Le déchirement entre sentiment de devoir et incapacité physique ou mentale de continuer

Nous ne sommes pas nombreux·ses à nous investir dans le militantisme politique. Pourtant, il y a tant à faire pour détruire le vieux monde d’une part et pour construire des rapports plus sains entre humain·es et non-humain·es d’autre part.

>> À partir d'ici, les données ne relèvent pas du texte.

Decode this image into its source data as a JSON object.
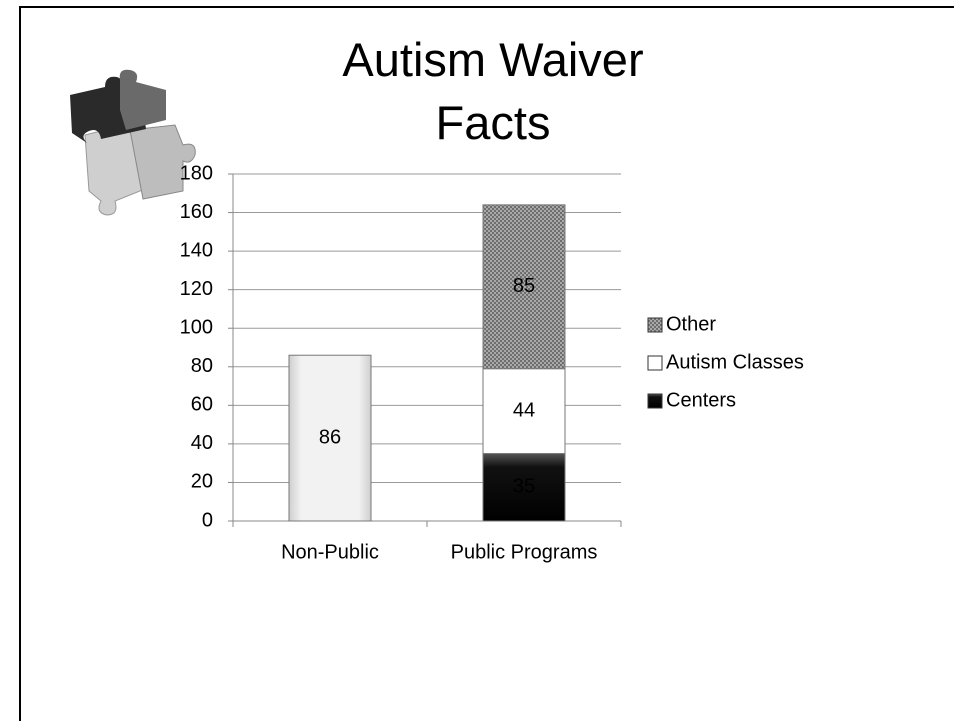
{
  "chart_data": {
    "type": "bar",
    "stacked": true,
    "title": "Autism Waiver Facts",
    "categories": [
      "Non-Public",
      "Public Programs"
    ],
    "series": [
      {
        "color": "#e4e4e4",
        "values": [
          86,
          null
        ]
      },
      {
        "name": "Centers",
        "color": "#111111",
        "values": [
          null,
          35
        ]
      },
      {
        "name": "Autism Classes",
        "color": "#ffffff",
        "values": [
          null,
          44
        ]
      },
      {
        "name": "Other",
        "color": "#9a9a9a",
        "values": [
          null,
          85
        ]
      }
    ],
    "ylim": [
      0,
      180
    ],
    "yticks": [
      0,
      20,
      40,
      60,
      80,
      100,
      120,
      140,
      160,
      180
    ],
    "grid": true,
    "legend": "right"
  }
}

Quelques fois, on se retrouve à être le ou la seul·e à pouvoir faire quelque chose de méga important alors qu’on est à bout de force. Beaucoup d’entre nous font alors le choix de dépasser leurs limites de ce qu’on est capable encaisser. Selon les cas, nous en ressortons avec une petite cicatrice ou en burn out militant dont il faudra plusieurs années pour en sortir…

Les situations sont tellement variées et uniques qu’il est impossible de donner des conseils pratiques dans ce genre de cas. Essayons juste de faire attention à nous-mêmes et aux autres. Construisons des groupes qui se rendent compte des dangers à vouloir trop en faire, des dangers qu’il y a de toustes se cramer de manière isolée à force de se mettre la pression. Soyons attentif·ves à l’état physique et mental de nos ami·es et encourageons les à prendre une pause en les relayant quand cela est possible.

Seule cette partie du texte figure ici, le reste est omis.